ABSTRACT

This chapter will engage with the genre of the confessional food narrative and its connections to specific discourses of modern and post-modern masculinities and sexual identities. Confessional narratives are autobiographically informed texts which are developed as, and centre on, discourses of transgressive deviancy as a mode to establish the relationship between narrator and reader. Deeply embedded into its specific cultural framework – in this case the production and consumption of food – the confessional mode “represents an attempt to understand the terms and the limits by which the people are defined, both as they listen to the confessions of others and as they recount their own transgressions” (Foster 1987, 7). While books, articles, and stories by female writers on their complicated and complex relationship with food have become an established part of literary, cultural, and sociological studies (Orbach 1978; Chernin 1985; Cline 1990; Shute 1992; Ellmann 1993; Probyn 2000; Sceats 2000; Cairns and Johnston 2015), confessional food narratives by male writers, exploring links between masculinity and food, are a relatively new phenomenon. Masculinity as a specific focus of interrogation has gained ground in critical studies since the 1990s as an interdisciplinary field and has offered a wide range of approaches to the ways in which male gender identity is performed in relation to issues such as class, race, and sexuality.

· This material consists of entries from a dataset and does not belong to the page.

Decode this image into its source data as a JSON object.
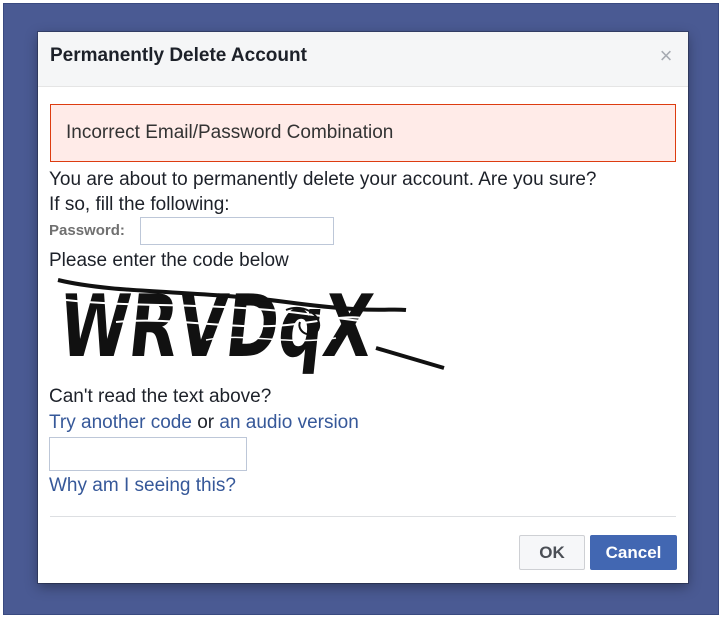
{
  "dialog": {
    "title": "Permanently Delete Account",
    "close_glyph": "×"
  },
  "error": {
    "message": "Incorrect Email/Password Combination"
  },
  "body": {
    "line1": "You are about to permanently delete your account. Are you sure?",
    "line2": "If so, fill the following:",
    "password_label": "Password:",
    "password_value": "",
    "code_prompt": "Please enter the code below",
    "captcha_text": "WRVDqX",
    "cant_read": "Can't read the text above?",
    "try_another": "Try another code",
    "or_text": " or ",
    "audio_version": "an audio version",
    "code_value": "",
    "why_link": "Why am I seeing this?"
  },
  "buttons": {
    "ok": "OK",
    "cancel": "Cancel"
  },
  "colors": {
    "backdrop": "#4a5a93",
    "link": "#365899",
    "primary_button": "#4267b2",
    "error_border": "#dd3c10",
    "error_background": "#ffebe8"
  }
}
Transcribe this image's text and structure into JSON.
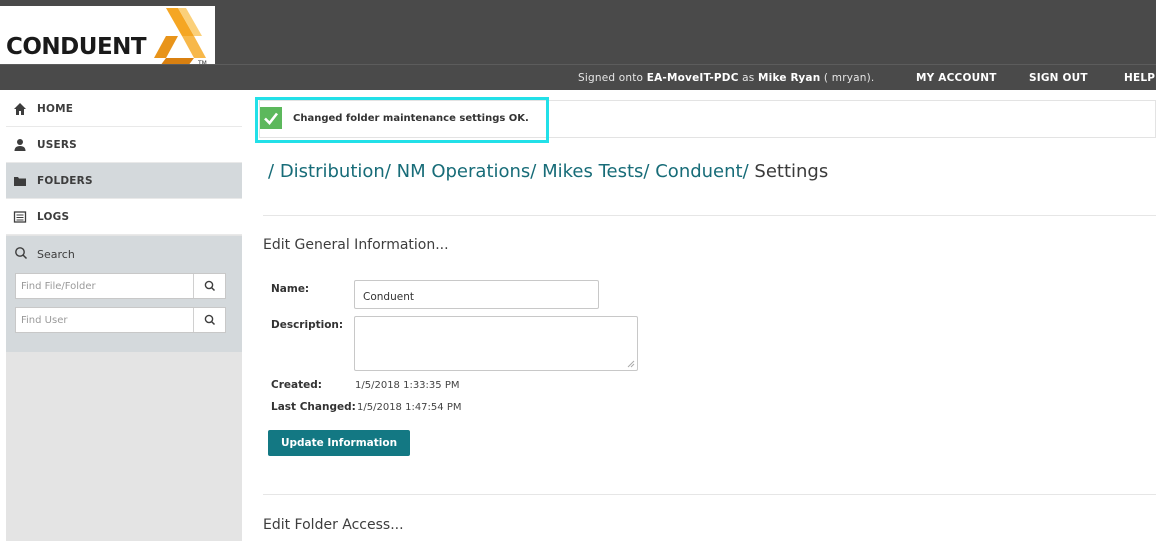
{
  "brand": {
    "logo_text": "CONDUENT",
    "logo_mark": "ribbon-logo-icon",
    "trademark": "TM",
    "accent_color": "#f5a623"
  },
  "header": {
    "signed_prefix": "Signed onto",
    "server": "EA-MoveIT-PDC",
    "as_word": "as",
    "user_display": "Mike Ryan",
    "user_login": " ( mryan).",
    "nav": [
      "MY ACCOUNT",
      "SIGN OUT",
      "HELP"
    ]
  },
  "sidebar": {
    "items": [
      {
        "label": "HOME",
        "icon": "home-icon"
      },
      {
        "label": "USERS",
        "icon": "user-icon"
      },
      {
        "label": "FOLDERS",
        "icon": "folder-icon"
      },
      {
        "label": "LOGS",
        "icon": "list-icon"
      }
    ],
    "search": {
      "title": "Search",
      "file_placeholder": "Find File/Folder",
      "user_placeholder": "Find User"
    }
  },
  "flash": {
    "message": "Changed folder maintenance settings OK.",
    "status_color": "#5cb85c"
  },
  "breadcrumb": {
    "crumbs": [
      "Distribution/",
      "NM Operations/",
      "Mikes Tests/",
      "Conduent/"
    ],
    "lead": "/",
    "current": "Settings"
  },
  "general": {
    "title": "Edit General Information...",
    "name_label": "Name:",
    "name_value": "Conduent",
    "description_label": "Description:",
    "description_value": "",
    "created_label": "Created:",
    "created_value": "1/5/2018 1:33:35 PM",
    "changed_label": "Last Changed:",
    "changed_value": "1/5/2018 1:47:54 PM",
    "update_button": "Update Information"
  },
  "access": {
    "title": "Edit Folder Access..."
  },
  "colors": {
    "teal": "#137883",
    "link": "#176c78",
    "topbar": "#4a4a4a",
    "highlight": "#22e0e8"
  }
}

As Bryce Traister has argued, the foremost task of a critical enquiry based on masculinity is to demonstrate its “materiality, its ‘constructedness’” in order to question it as “the transcendental anchor and guarantor of cultural authority and ‘truth’” (2000, 281). While masculinity studies has opened up many new avenues in relation to male gender studies, food and eating as a specific site of the critical interrogation of gender identity is still relatively new. Major publications in the field of masculinity studies do not engage with the culinary, nor do they scrutinize the ways in which male gender identity is performed via the production and consumption of food (Adams and Savran 2002; Whitehead and Barrett 2004; Connell 2005), and studies that do so often focus on the relationship between meat eating and masculinity (Sobal 2006; Ruby and Heine 2011; Calvert 2014).